How to get the planning right from the start
Much of the discussion above is about solving for issues that arise when a will has not been properly advised or drafted. But with some consideration in advance, unintended tax costs can be avoided and a testator's wishes can be fulfilled through their charitable legacy.
What you may have noticed from the rules set out above is that the US and the UK rules both have a strong preference, and sometimes a requirement, for their respective domestic charities.

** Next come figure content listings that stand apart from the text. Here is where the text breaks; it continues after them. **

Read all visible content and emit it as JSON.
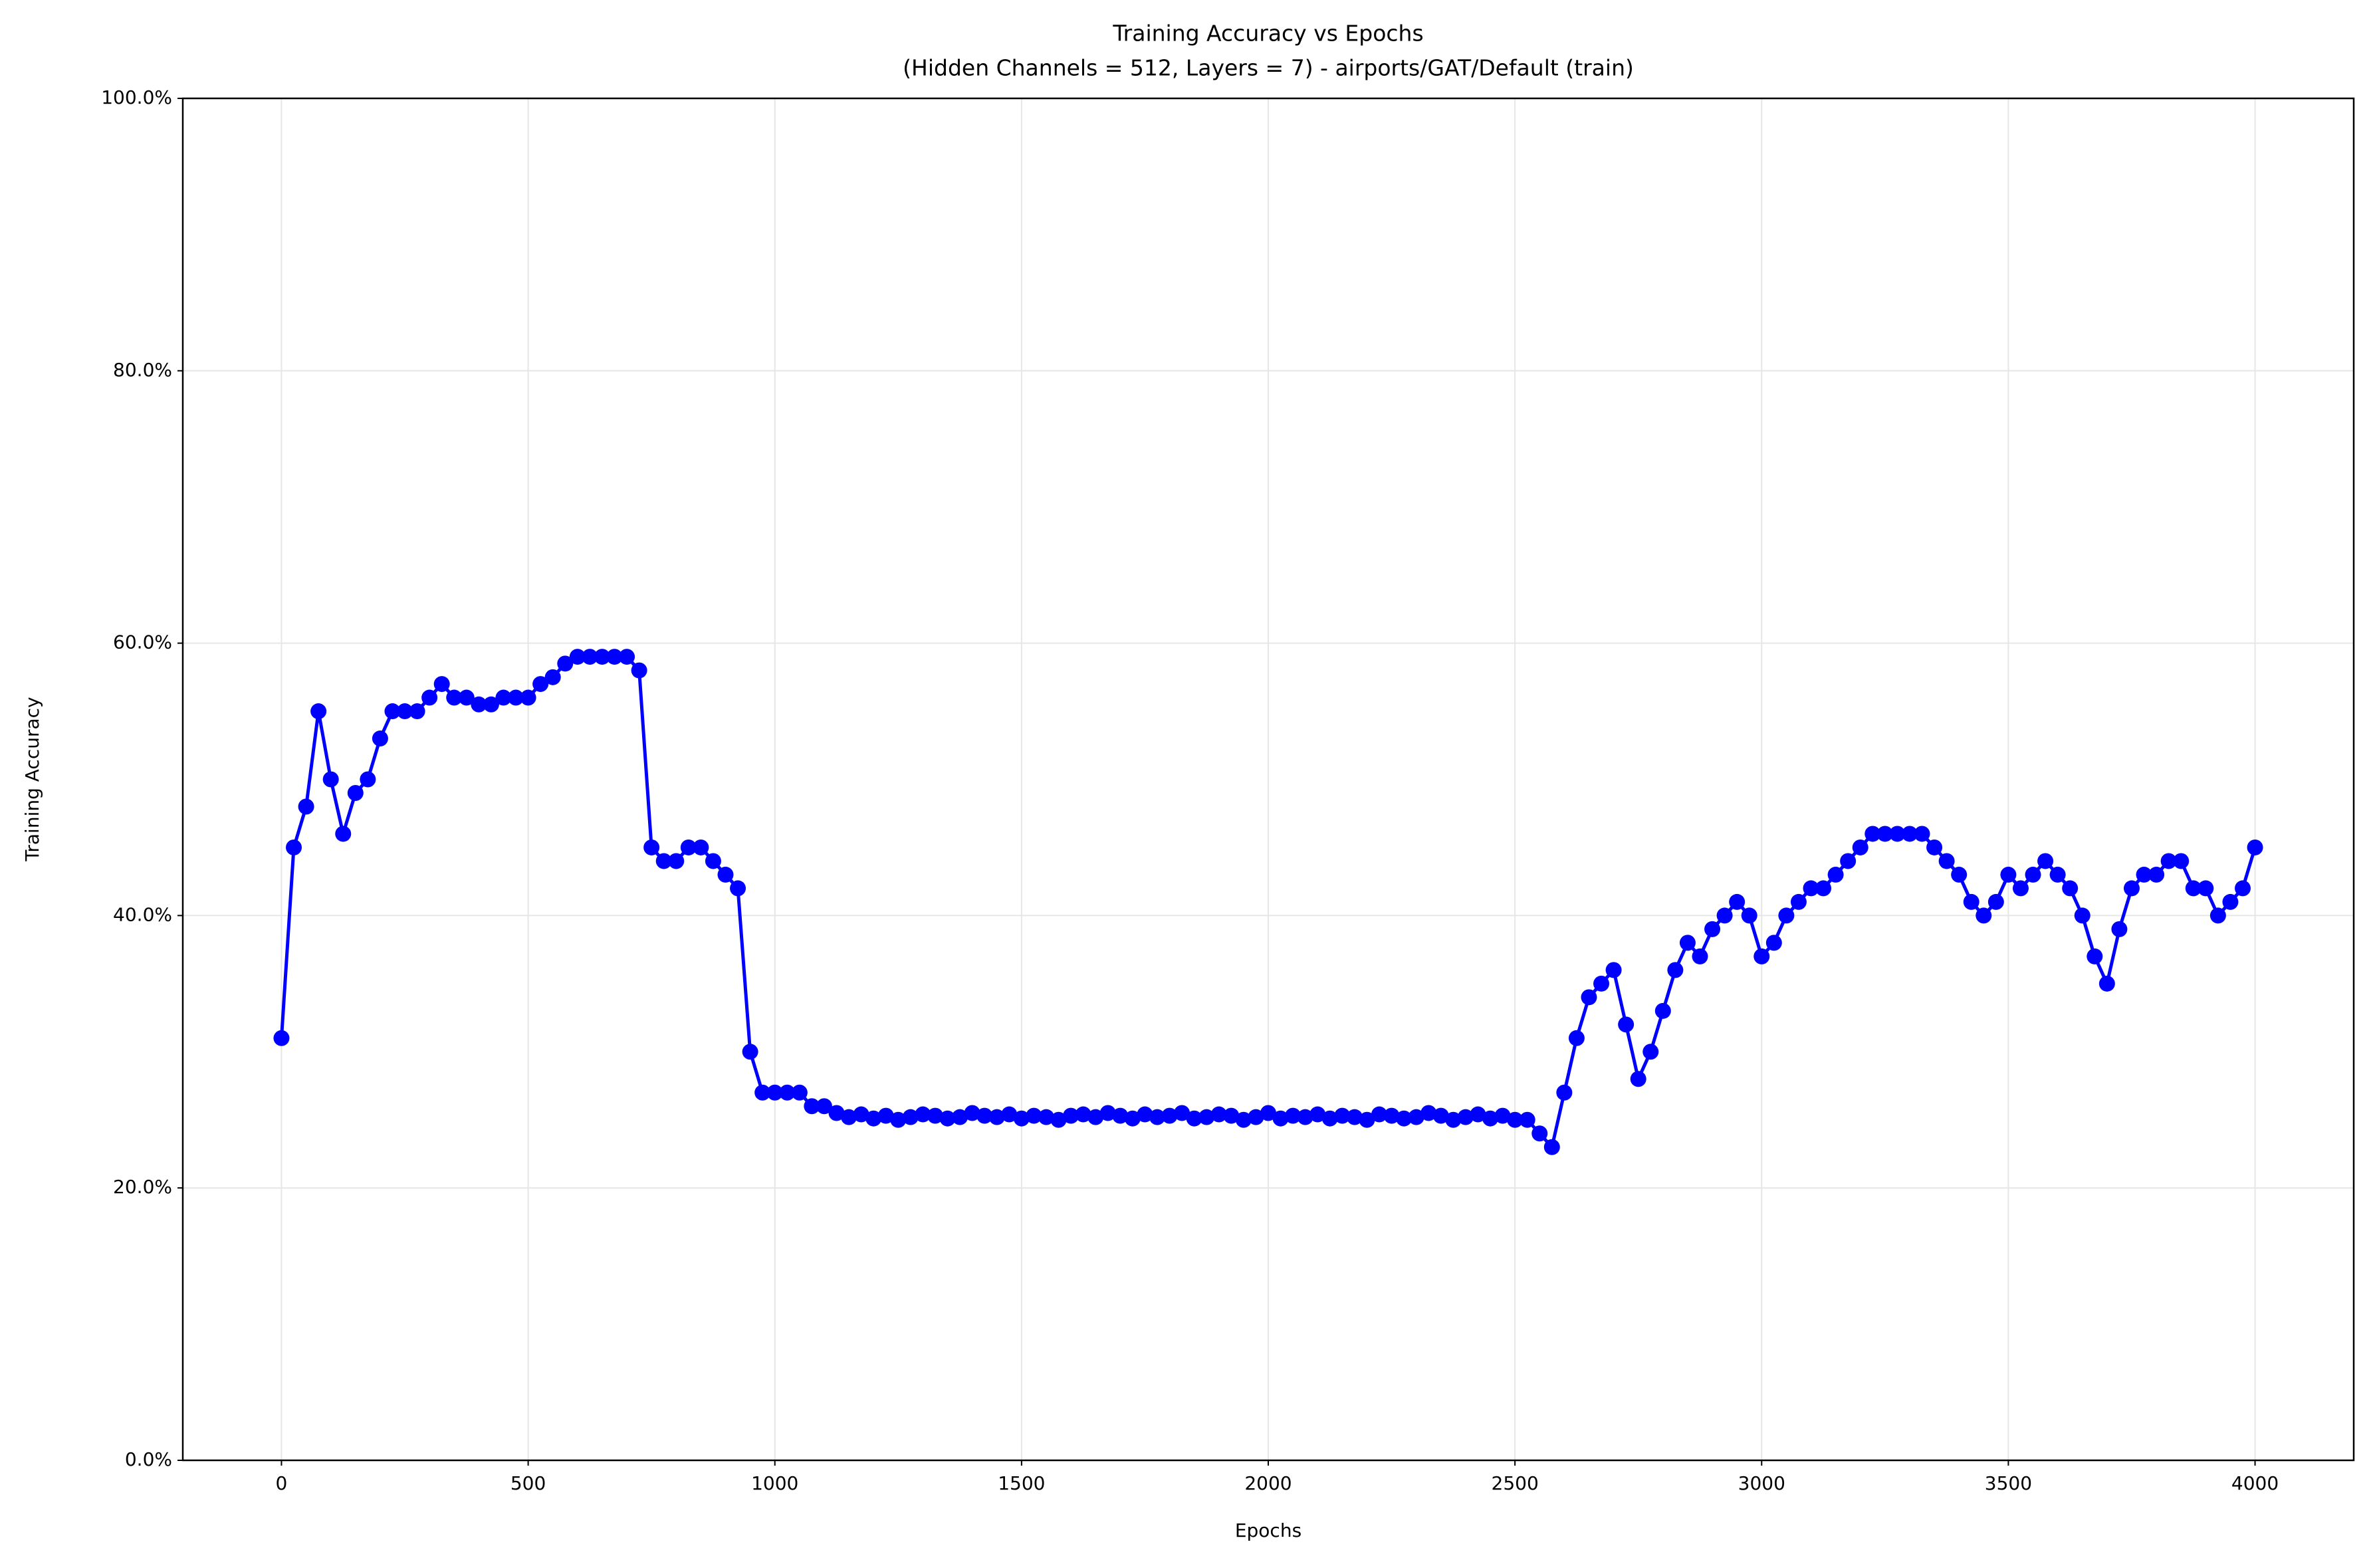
{
  "chart_data": {
    "type": "line",
    "title": "Training Accuracy vs Epochs",
    "subtitle": "(Hidden Channels = 512, Layers = 7) - airports/GAT/Default (train)",
    "x_label": "Epochs",
    "y_label": "Training Accuracy",
    "xlim": [
      -200,
      4200
    ],
    "ylim": [
      0,
      100
    ],
    "xticks": [
      0,
      500,
      1000,
      1500,
      2000,
      2500,
      3000,
      3500,
      4000
    ],
    "yticks": [
      {
        "value": 0,
        "label": "0.0%"
      },
      {
        "value": 20,
        "label": "20.0%"
      },
      {
        "value": 40,
        "label": "40.0%"
      },
      {
        "value": 60,
        "label": "60.0%"
      },
      {
        "value": 80,
        "label": "80.0%"
      },
      {
        "value": 100,
        "label": "100.0%"
      }
    ],
    "grid": true,
    "x": [
      0,
      25,
      50,
      75,
      100,
      125,
      150,
      175,
      200,
      225,
      250,
      275,
      300,
      325,
      350,
      375,
      400,
      425,
      450,
      475,
      500,
      525,
      550,
      575,
      600,
      625,
      650,
      675,
      700,
      725,
      750,
      775,
      800,
      825,
      850,
      875,
      900,
      925,
      950,
      975,
      1000,
      1025,
      1050,
      1075,
      1100,
      1125,
      1150,
      1175,
      1200,
      1225,
      1250,
      1275,
      1300,
      1325,
      1350,
      1375,
      1400,
      1425,
      1450,
      1475,
      1500,
      1525,
      1550,
      1575,
      1600,
      1625,
      1650,
      1675,
      1700,
      1725,
      1750,
      1775,
      1800,
      1825,
      1850,
      1875,
      1900,
      1925,
      1950,
      1975,
      2000,
      2025,
      2050,
      2075,
      2100,
      2125,
      2150,
      2175,
      2200,
      2225,
      2250,
      2275,
      2300,
      2325,
      2350,
      2375,
      2400,
      2425,
      2450,
      2475,
      2500,
      2525,
      2550,
      2575,
      2600,
      2625,
      2650,
      2675,
      2700,
      2725,
      2750,
      2775,
      2800,
      2825,
      2850,
      2875,
      2900,
      2925,
      2950,
      2975,
      3000,
      3025,
      3050,
      3075,
      3100,
      3125,
      3150,
      3175,
      3200,
      3225,
      3250,
      3275,
      3300,
      3325,
      3350,
      3375,
      3400,
      3425,
      3450,
      3475,
      3500,
      3525,
      3550,
      3575,
      3600,
      3625,
      3650,
      3675,
      3700,
      3725,
      3750,
      3775,
      3800,
      3825,
      3850,
      3875,
      3900,
      3925,
      3950,
      3975,
      4000
    ],
    "series": [
      {
        "name": "Training Accuracy",
        "color": "#0000ff",
        "values": [
          31,
          45,
          48,
          55,
          50,
          46,
          49,
          50,
          53,
          55,
          55,
          55,
          56,
          57,
          56,
          56,
          55.5,
          55.5,
          56,
          56,
          56,
          57,
          57.5,
          58.5,
          59,
          59,
          59,
          59,
          59,
          58,
          45,
          44,
          44,
          45,
          45,
          44,
          43,
          42,
          30,
          27,
          27,
          27,
          27,
          26,
          26,
          25.5,
          25.2,
          25.4,
          25.1,
          25.3,
          25.0,
          25.2,
          25.4,
          25.3,
          25.1,
          25.2,
          25.5,
          25.3,
          25.2,
          25.4,
          25.1,
          25.3,
          25.2,
          25.0,
          25.3,
          25.4,
          25.2,
          25.5,
          25.3,
          25.1,
          25.4,
          25.2,
          25.3,
          25.5,
          25.1,
          25.2,
          25.4,
          25.3,
          25.0,
          25.2,
          25.5,
          25.1,
          25.3,
          25.2,
          25.4,
          25.1,
          25.3,
          25.2,
          25.0,
          25.4,
          25.3,
          25.1,
          25.2,
          25.5,
          25.3,
          25.0,
          25.2,
          25.4,
          25.1,
          25.3,
          25,
          25,
          24,
          23,
          27,
          31,
          34,
          35,
          36,
          32,
          28,
          30,
          33,
          36,
          38,
          37,
          39,
          40,
          41,
          40,
          37,
          38,
          40,
          41,
          42,
          42,
          43,
          44,
          45,
          46,
          46,
          46,
          46,
          46,
          45,
          44,
          43,
          41,
          40,
          41,
          43,
          42,
          43,
          44,
          43,
          42,
          40,
          37,
          35,
          39,
          42,
          43,
          43,
          44,
          44,
          42,
          42,
          40,
          41,
          42,
          45
        ]
      }
    ]
  }
}
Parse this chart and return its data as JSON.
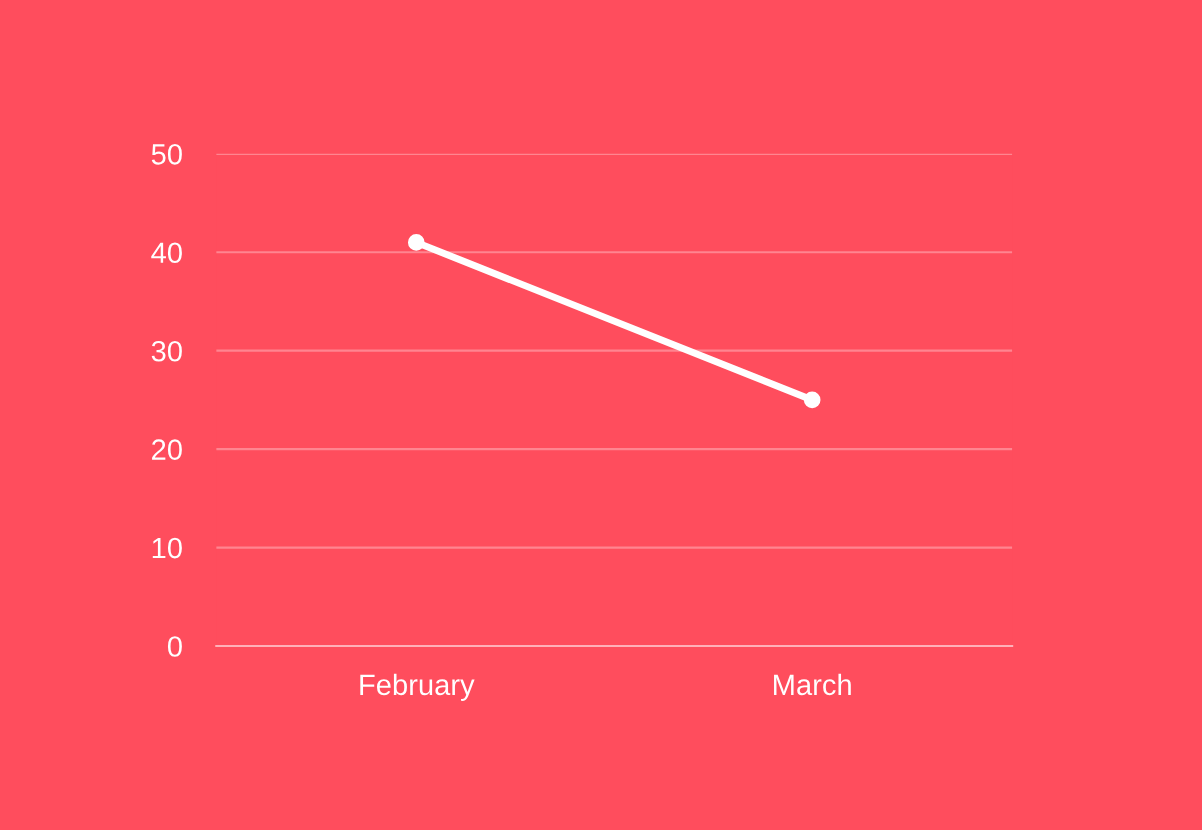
{
  "chart_data": {
    "type": "line",
    "categories": [
      "February",
      "March"
    ],
    "series": [
      {
        "color": "#ffffff",
        "values": [
          41,
          25
        ]
      }
    ],
    "ylim": [
      0,
      50
    ],
    "yticks": [
      0,
      10,
      20,
      30,
      40,
      50
    ],
    "grid": "y",
    "marker": "circle",
    "line_style": "solid"
  }
}
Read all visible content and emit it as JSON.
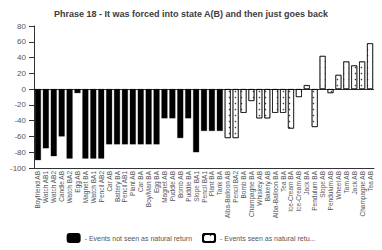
{
  "chart_data": {
    "type": "bar",
    "title": "Phrase 18 - It was forced into state A(B) and then just goes back",
    "categories": [
      "Boyfriend AB",
      "Watch AB1",
      "Watch AB2",
      "Candle AB",
      "Watch BA2",
      "Egg AB",
      "Magnet BA",
      "Watch BA1",
      "Pencil AB2",
      "Car AB",
      "Battery BA",
      "Pencil AB1",
      "Plant AB",
      "Car BA",
      "Boy/Man BA",
      "Egg BA",
      "Magnet AB",
      "Puddle AB",
      "Bomb AB",
      "Puddle BA",
      "Slope BA1",
      "Pencil BA1",
      "Plant BA",
      "Tank BA",
      "Alba-Balloon AB",
      "Pencil BA2",
      "Bomb BA",
      "Champagne BA",
      "Whiskey AB",
      "Bakery AB",
      "Alba-Balloon BA",
      "Tea BA",
      "Ice-Cream BA",
      "Ice-Cream AB",
      "Jack BA",
      "Pendulum BA",
      "Slope AB",
      "Pendulum AB",
      "Wheel AB",
      "Tam AB",
      "Jack AB",
      "Champagne AB",
      "Tea AB"
    ],
    "series": [
      {
        "name": "- Events not seen as natural return",
        "color": "black",
        "values": [
          -90,
          -75,
          -85,
          -60,
          -88,
          -5,
          -88,
          -88,
          -88,
          -70,
          -70,
          -70,
          -70,
          -70,
          -70,
          -70,
          -37,
          -37,
          -62,
          -37,
          -80,
          -53,
          -53,
          -53,
          null,
          null,
          null,
          null,
          null,
          null,
          null,
          null,
          null,
          null,
          null,
          null,
          null,
          null,
          null,
          null,
          null,
          null,
          null
        ]
      },
      {
        "name": "- Events seen as natural retu...",
        "color": "white",
        "values": [
          null,
          null,
          null,
          null,
          null,
          null,
          null,
          null,
          null,
          null,
          null,
          null,
          null,
          null,
          null,
          null,
          null,
          null,
          null,
          null,
          null,
          null,
          null,
          null,
          -62,
          -62,
          -30,
          -15,
          -37,
          -37,
          -30,
          -30,
          -50,
          -10,
          5,
          -48,
          42,
          -5,
          18,
          35,
          30,
          35,
          58
        ]
      }
    ],
    "ylim": [
      -100,
      80
    ],
    "yticks": [
      -100,
      -80,
      -60,
      -40,
      -20,
      0,
      20,
      40,
      60,
      80
    ],
    "grid": false,
    "legend": "bottom"
  }
}
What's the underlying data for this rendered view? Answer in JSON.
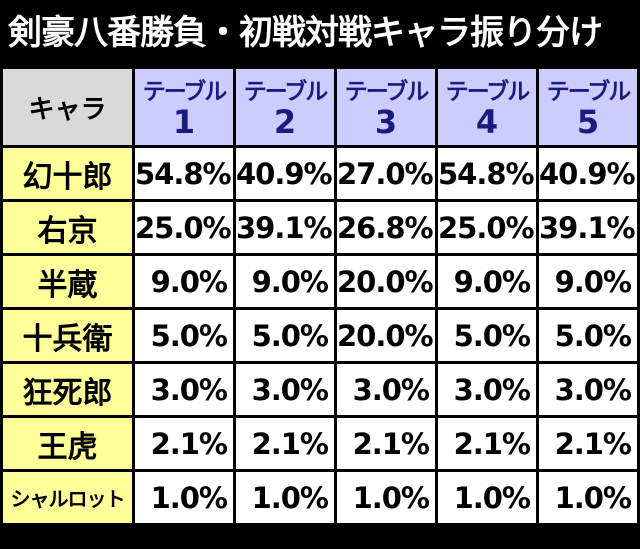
{
  "title": "剣豪八番勝負・初戦対戦キャラ振り分け",
  "table": {
    "corner": "キャラ",
    "columns": [
      {
        "label": "テーブル",
        "number": "1"
      },
      {
        "label": "テーブル",
        "number": "2"
      },
      {
        "label": "テーブル",
        "number": "3"
      },
      {
        "label": "テーブル",
        "number": "4"
      },
      {
        "label": "テーブル",
        "number": "5"
      }
    ],
    "rows": [
      {
        "name": "幻十郎",
        "cells": [
          "54.8%",
          "40.9%",
          "27.0%",
          "54.8%",
          "40.9%"
        ]
      },
      {
        "name": "右京",
        "cells": [
          "25.0%",
          "39.1%",
          "26.8%",
          "25.0%",
          "39.1%"
        ]
      },
      {
        "name": "半蔵",
        "cells": [
          "9.0%",
          "9.0%",
          "20.0%",
          "9.0%",
          "9.0%"
        ]
      },
      {
        "name": "十兵衛",
        "cells": [
          "5.0%",
          "5.0%",
          "20.0%",
          "5.0%",
          "5.0%"
        ]
      },
      {
        "name": "狂死郎",
        "cells": [
          "3.0%",
          "3.0%",
          "3.0%",
          "3.0%",
          "3.0%"
        ]
      },
      {
        "name": "王虎",
        "cells": [
          "2.1%",
          "2.1%",
          "2.1%",
          "2.1%",
          "2.1%"
        ]
      },
      {
        "name": "シャルロット",
        "cells": [
          "1.0%",
          "1.0%",
          "1.0%",
          "1.0%",
          "1.0%"
        ]
      }
    ]
  }
}
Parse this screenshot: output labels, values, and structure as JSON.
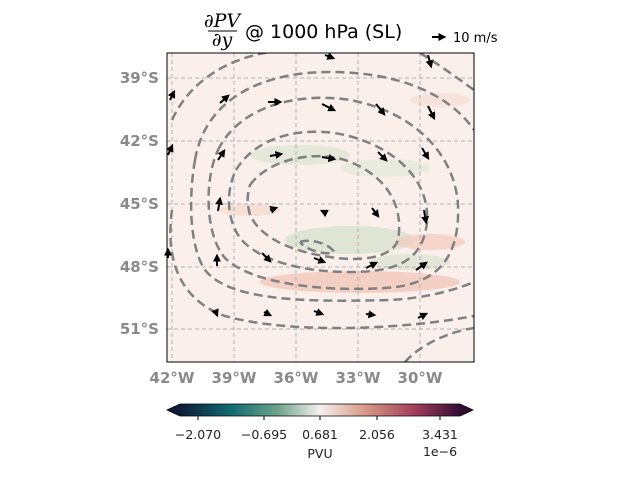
{
  "figure": {
    "title_numerator": "∂PV",
    "title_denominator": "∂y",
    "title_suffix": "@ 1000 hPa (SL)",
    "quiver_key_label": "10 m/s"
  },
  "map": {
    "lon_ticks": [
      "42°W",
      "39°W",
      "36°W",
      "33°W",
      "30°W"
    ],
    "lat_ticks": [
      "39°S",
      "42°S",
      "45°S",
      "48°S",
      "51°S"
    ],
    "lon_range": [
      -42.2,
      -27.5
    ],
    "lat_range": [
      -37.8,
      -52.6
    ],
    "gridlines": true,
    "gridline_style": "dashed",
    "contour_style": "dashed",
    "contour_color": "#808080",
    "background_tint": "#fbefeb"
  },
  "colorbar": {
    "label": "PVU",
    "scale_label": "1e−6",
    "tick_labels": [
      "−2.070",
      "−0.695",
      "0.681",
      "2.056",
      "3.431"
    ],
    "cmap": "curl",
    "cmap_colors": [
      "#0f1b37",
      "#0f6a72",
      "#6ea38b",
      "#f5f1ef",
      "#d89986",
      "#a13c5a",
      "#340d35"
    ],
    "extend": "both"
  }
}
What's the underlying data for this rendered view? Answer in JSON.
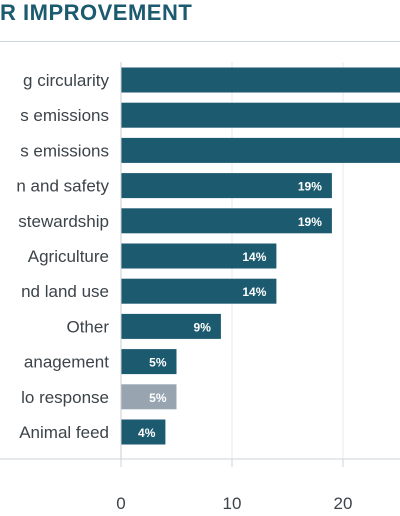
{
  "title": "R IMPROVEMENT",
  "chart_data": {
    "type": "bar",
    "orientation": "horizontal",
    "title": "R IMPROVEMENT",
    "categories": [
      "g circularity",
      "s emissions",
      "s emissions",
      "n and safety",
      "stewardship",
      "Agriculture",
      "nd land use",
      "Other",
      "anagement",
      "lo response",
      "Animal feed"
    ],
    "values": [
      null,
      null,
      null,
      19,
      19,
      14,
      14,
      9,
      5,
      5,
      4
    ],
    "value_labels": [
      "",
      "",
      "",
      "19%",
      "19%",
      "14%",
      "14%",
      "9%",
      "5%",
      "5%",
      "4%"
    ],
    "bar_colors": [
      "#1c5a6f",
      "#1c5a6f",
      "#1c5a6f",
      "#1c5a6f",
      "#1c5a6f",
      "#1c5a6f",
      "#1c5a6f",
      "#1c5a6f",
      "#1c5a6f",
      "#98a5b1",
      "#1c5a6f"
    ],
    "x_ticks": [
      "0",
      "10",
      "20"
    ],
    "xlim": [
      0,
      25
    ],
    "grid": true
  }
}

For a US person also treated as domiciled in the UK, a legacy to a UK charity can qualify for tax relief in both countries but additional work will be required to establish its eligibility for US estate tax purposes. For a UK domiciliary with US assets, we actually have a requirement for a US charity for US estate tax purposes but will also have a requirement for a UK charity for UK inheritance tax purposes. The only solution, therefore, is a charity that can be both.
In both cases, what will greatly simplify administrative matters and automatically provide the right tax relief is for testators in either situation to make their legacies to a dual-qualified charity. That is a charity that is considered to be both a US charity and UK charity under the respective domestic rules. The basic structure of a dual-qualified charity is a US 'parent' charity that owns the single share of a UK 'subsidiary' charity. What makes this structure work is a special tax election that allows the UK charity to be disregarded for US tax purposes. A legacy to a dual-qualified charity will then simultaneously qualify as a gift to a US charity and a gift to a UK charity.
There are a number of dual-qualified charities now in existence, many of the set up and advised by Withers, with the very first one now more than 20 years old. Some dual-qualified charities are operated by specific charities, whereas others are operated as donor-advised funds, which can be utilised to support a wide range of charitable organisations. It is well worth considering whether a legacy to a dual-qualified charity is more appropriate than a legacy to either a solely US or UK charity.
Key takeaways for you, as legacy officers
- Was the deceased a US person or non-US person, as this will affect the exact rules that apply for US estate tax?
- If the deceased was a US person, are you being asked to produce a letter from the IRS when you could instead produce a letter from a friendly US lawyer that does not require the full obligations of IRS registration?
- If the deceased was not a US person, is there a treaty in place to mitigate the impact of a potential US estate tax charge?
- Many US-based advisors and executors/trustees are not familiar with these international issues, including the qualification of non-US charities and the impact of treaties. When in doubt, ask an expert!